Des centaines de femmes ont été agressées aux abords de la gare de Cologne la nuit de la saint Sylvestre. La police a été critiquée pour son manque de réactivité. Les fascistes allemands accusent les réfugiés d'être à l'origine des agressions qui auraient été planifiées.
 
Nous mêmes avons l'expérience de ce genre de situation. Nous nous étions mobilisés à Lyon suite à des viols en série objets d'une récupération raciste par les fascistes lyonnais. Aujourd'hui, plusieurs semaines après, le défoulement médiatique continue contre les réfugiés.
 
La violence contre les femmes est un outil de répression patriarcale.
 
Oui, ces attaques étaient planifiées.
Lorsque des hommes sortent faire la fête, chercher des femmes fait partie de leurs objectifs et de leurs attentes.

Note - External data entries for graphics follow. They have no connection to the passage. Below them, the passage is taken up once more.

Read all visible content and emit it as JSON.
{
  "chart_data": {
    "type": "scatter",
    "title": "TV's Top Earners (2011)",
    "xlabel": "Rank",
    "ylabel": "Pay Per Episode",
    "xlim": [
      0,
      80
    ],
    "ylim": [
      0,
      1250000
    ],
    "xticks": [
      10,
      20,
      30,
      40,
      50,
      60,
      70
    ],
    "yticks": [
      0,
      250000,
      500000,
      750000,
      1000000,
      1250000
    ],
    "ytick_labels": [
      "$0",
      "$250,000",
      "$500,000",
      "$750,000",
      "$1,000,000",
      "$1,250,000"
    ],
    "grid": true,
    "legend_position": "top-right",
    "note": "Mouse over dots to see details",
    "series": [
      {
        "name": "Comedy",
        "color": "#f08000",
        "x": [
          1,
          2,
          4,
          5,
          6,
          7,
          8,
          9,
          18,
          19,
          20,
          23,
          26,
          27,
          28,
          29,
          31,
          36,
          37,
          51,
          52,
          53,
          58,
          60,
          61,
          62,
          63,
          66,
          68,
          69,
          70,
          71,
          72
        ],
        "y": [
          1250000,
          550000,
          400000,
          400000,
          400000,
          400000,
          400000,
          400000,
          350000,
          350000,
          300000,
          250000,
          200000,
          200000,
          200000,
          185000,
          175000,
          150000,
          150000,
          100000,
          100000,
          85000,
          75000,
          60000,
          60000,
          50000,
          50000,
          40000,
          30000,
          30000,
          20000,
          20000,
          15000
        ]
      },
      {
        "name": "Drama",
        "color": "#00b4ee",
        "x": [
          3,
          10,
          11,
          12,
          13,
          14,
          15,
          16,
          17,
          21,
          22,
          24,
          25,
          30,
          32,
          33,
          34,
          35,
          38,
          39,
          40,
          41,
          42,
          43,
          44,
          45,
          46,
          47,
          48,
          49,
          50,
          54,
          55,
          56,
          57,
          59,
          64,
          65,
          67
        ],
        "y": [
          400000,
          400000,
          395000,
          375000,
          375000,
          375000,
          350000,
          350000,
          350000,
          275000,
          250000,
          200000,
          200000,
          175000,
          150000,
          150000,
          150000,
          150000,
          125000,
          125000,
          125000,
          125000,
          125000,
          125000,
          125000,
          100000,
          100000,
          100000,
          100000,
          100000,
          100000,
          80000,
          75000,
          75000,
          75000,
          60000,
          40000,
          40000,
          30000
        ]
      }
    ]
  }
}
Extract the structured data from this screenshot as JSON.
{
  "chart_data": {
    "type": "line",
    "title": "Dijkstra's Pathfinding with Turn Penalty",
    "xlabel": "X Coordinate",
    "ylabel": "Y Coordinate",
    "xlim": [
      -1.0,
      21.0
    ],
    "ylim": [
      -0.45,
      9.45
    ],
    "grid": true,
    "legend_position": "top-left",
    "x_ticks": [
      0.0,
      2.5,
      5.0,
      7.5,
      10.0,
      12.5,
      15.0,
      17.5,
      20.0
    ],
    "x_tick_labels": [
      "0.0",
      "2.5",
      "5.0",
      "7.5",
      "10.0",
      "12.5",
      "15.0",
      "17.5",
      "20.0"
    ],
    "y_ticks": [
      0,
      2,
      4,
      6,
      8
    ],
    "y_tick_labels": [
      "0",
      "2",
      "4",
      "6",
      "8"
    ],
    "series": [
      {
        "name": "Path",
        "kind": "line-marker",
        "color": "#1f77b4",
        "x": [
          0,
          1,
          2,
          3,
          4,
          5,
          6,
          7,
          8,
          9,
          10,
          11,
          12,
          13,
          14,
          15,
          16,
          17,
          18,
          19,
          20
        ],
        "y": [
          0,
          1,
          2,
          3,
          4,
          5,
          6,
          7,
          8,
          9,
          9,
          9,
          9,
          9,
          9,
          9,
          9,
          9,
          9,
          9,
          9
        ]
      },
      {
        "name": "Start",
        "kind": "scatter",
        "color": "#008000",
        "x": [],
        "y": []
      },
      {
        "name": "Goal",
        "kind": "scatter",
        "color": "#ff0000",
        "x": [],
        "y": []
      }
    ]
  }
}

Pour ces prédateurs, les femmes ne sont pas actrices de la fête. Elles sont des objets à consommer, au même titre que l'alcool. Si elles sont dans l'espace public, à fortiori dans un moment festif, elles sont disponibles. 
Lorsqu'ils sont en groupe, dans un espace public où ils retrouvent d'autres groupes masculins, ils se sentent renforcés et ont des objectifs et attentes supérieurs, conformément à leurs moyens supérieurs.
Cette façon masculine de faire la fête dans l'espace public sur le dos des femmes est commune à toutes les sociétés patriarcales.
 
Elle est une pratique d'autant plus commune aux hommes des pays impérialistes habitués à avoir tous les droits sur celles et ceux auxquels ils assignent une place sulbaterne dans la société. Les viols collectifs sont là pour réaffirmer cette impunité masculine et impérialiste. Ces temps festifs sont des temps de terreur. S'attaquer aux femmes et enfants des pays dominés est un moyen d'attaquer l'ensemble de la société jusque son intimité et de la déstabiliser. Les femmes des pays dominés sont dans des pays dont la place dans la division internationale du travail est le tourisme assignées à la prostitution, on les importe dans les pays impérialistes pour y assurer les mêmes tâches.
Les pratiques dont sont accusés les réfugiés sont le miroir des pratiques barbares des hommes des pays impérialistes.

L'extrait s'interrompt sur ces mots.